Controversial Study Linking Autism to MMR Vaccine Claimed a Fraud

By HospiMedica International staff writers
Posted on 18 Jan 2011
A 1998 paper published in the Lancet, and authored by Andrew Wakefield, MD, and 12 others that implied a link between the measles, mumps, and rubella (MMR) vaccine and a "new syndrome” of autism and bowel disease has been shown to be fraudulent.

A series of articles published in BMJ shows the extent of Wakefield's fraud, and how it was perpetrated. Drawing on interviews, documents, and data made public, BMJ journalist Brian Deer shows how Wakefield altered numerous facts about the patients' medical histories in order to support his claim to have identified a new syndrome; how his institution, the Royal Free Hospital and Medical School (London, United Kingdom) supported him as he sought to exploit the ensuing MMR scare for financial gain; and how key players failed to investigate thoroughly in the public interest when Deer first raised his concerns in 2004.

That report resulted in an eventual hearing by the General Medical Council (GMC; London, United Kingdom), which found Wakefield guilty of dishonesty concerning the study's admissions criteria, its funding by the Legal Aid Board, and his statements about it afterwards. Although given ample opportunity, Wakefield declined to replicate the paper's findings, or to say he was mistaken.

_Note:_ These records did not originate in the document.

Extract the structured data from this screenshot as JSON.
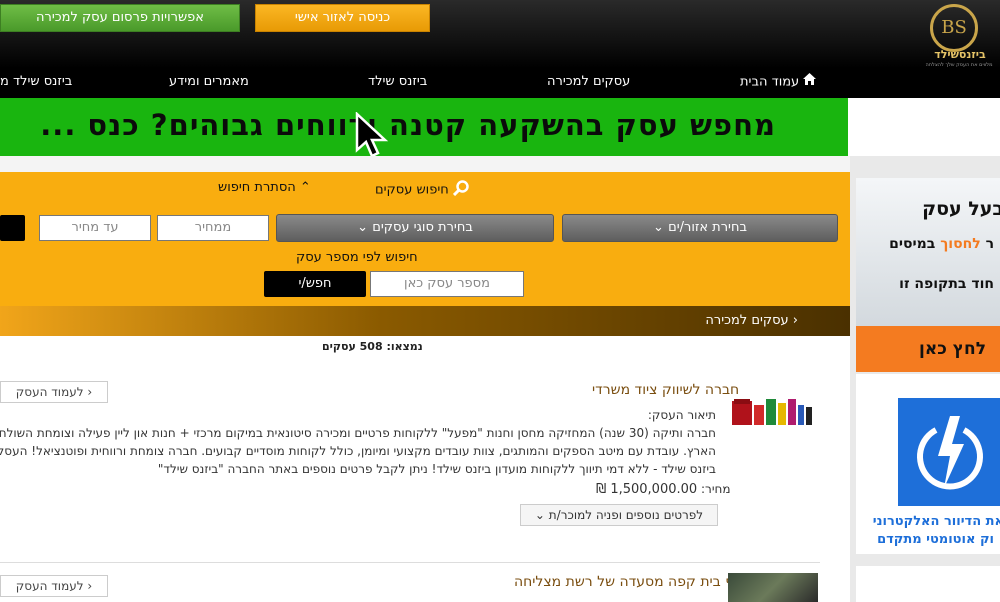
{
  "header": {
    "advertise_button": "אפשרויות פרסום עסק למכירה",
    "login_button": "כניסה לאזור אישי",
    "logo_monogram": "BS",
    "logo_name": "ביזנסשילד",
    "logo_tagline": "מלווים את העסק שלך להצלחה"
  },
  "nav": {
    "home": "עמוד הבית",
    "business_for_sale": "עסקים למכירה",
    "business_shield": "ביזנס שילד",
    "articles": "מאמרים ומידע",
    "business_shield_more": "ביזנס שילד מ"
  },
  "banner": {
    "text": "מחפש עסק בהשקעה קטנה ורווחים גבוהים? כנס ..."
  },
  "search": {
    "search_business": "חיפוש עסקים",
    "hide_search": "הסתרת חיפוש",
    "region_select": "בחירת אזור/ים",
    "type_select": "בחירת סוגי עסקים",
    "price_from_placeholder": "ממחיר",
    "price_to_placeholder": "עד מחיר",
    "by_number_label": "חיפוש לפי מספר עסק",
    "number_placeholder": "מספר עסק כאן",
    "search_button": "חפש/י"
  },
  "breadcrumb": {
    "current": "עסקים למכירה"
  },
  "results": {
    "found_text": "נמצאו: 508 עסקים"
  },
  "listings": [
    {
      "title": "חברה לשיווק ציוד משרדי",
      "desc_label": "תיאור העסק:",
      "desc_lines": [
        "חברה ותיקה (30 שנה) המחזיקה מחסן וחנות \"מפעל\" ללקוחות פרטיים ומכירה סיטונאית במיקום מרכזי + חנות און ליין פעילה וצומחת השולחת הזמנות ללק",
        "הארץ. עובדת עם מיטב הספקים והמותגים, צוות עובדים מקצועי ומיומן, כולל לקוחות מוסדיים קבועים. חברה צומחת ורווחית ופוטנציאל! העסק נמכר בבלעד",
        "ביזנס שילד - ללא דמי תיווך ללקוחות מועדון ביזנס שילד! ניתן לקבל פרטים נוספים באתר החברה \"ביזנס שילד\""
      ],
      "price_label": "מחיר:",
      "price": "1,500,000.00 ₪",
      "more_button": "לפרטים נוספים ופניה למוכר/ת",
      "back_button": "לעמוד העסק"
    },
    {
      "title": "סניף בית קפה מסעדה של רשת מצליחה",
      "back_button": "לעמוד העסק"
    }
  ],
  "ads": {
    "ad1_title": "בעל עסק",
    "ad1_line2_prefix": "ר",
    "ad1_line2_highlight": "לחסוך",
    "ad1_line2_suffix": "במיסים",
    "ad1_line3": "חוד בתקופה זו",
    "ad1_cta": "לחץ כאן",
    "ad2_line1": "את הדיוור האלקטרוני",
    "ad2_line2": "וק אוטומטי מתקדם"
  },
  "colors": {
    "green_banner": "#19b50f",
    "search_panel": "#f9ad0f",
    "accent_orange": "#f47b20",
    "ad_blue": "#1e6fd9"
  }
}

He also refused to join 10 of his coauthors in retracting the papers interpretation in 2004, and has repeatedly denied doing anything wrong at all. Instead, although now disgraced and stripped of his clinical and academic credentials, he continues to push his views.

The original Lancet paper was retracted, but for far narrower misconduct than is now apparent. The retraction statement cited the GMC's findings that the patients were not consecutively referred and that the study did not have ethical approval, leaving the door open for those who want to continue to believe that the science--flawed though it always was--still stands. The authors of the BMJ article series expressed hope that their findings that the paper is a fraud will close that door for good.

"The MMR scare was based not on bad science but on a deliberate fraud. Such clear evidence of falsification of data should now close the door on this damaging vaccine scare,” said BMJ editor Jane Smith Godlee, MD, and associate BMJ editor Harvey Marcovitch, MD. "A great deal of thought and effort must have gone into drafting the paper to achieve the results he wanted: the discrepancies all led in one direction; misreporting was gross.”

The main concern raised by the BMJ editors is the damage to public health, fuelled by a combination of unbalanced media reporting and an ineffective response from government, researchers, journals, and the medical profession. Although vaccination rates in the United Kingdom have recovered slightly from their 80% low in 2003-4, they are still below the 95% level recommended by the World Health Organization (WHO) to ensure herd immunity. In 2008, for the first time in 14 years, measles was declared endemic in England and Wales. Hundreds of thousands of children in the UK are currently unprotected as a result of the scare, and the effort to restore parents' trust in the vaccine is ongoing.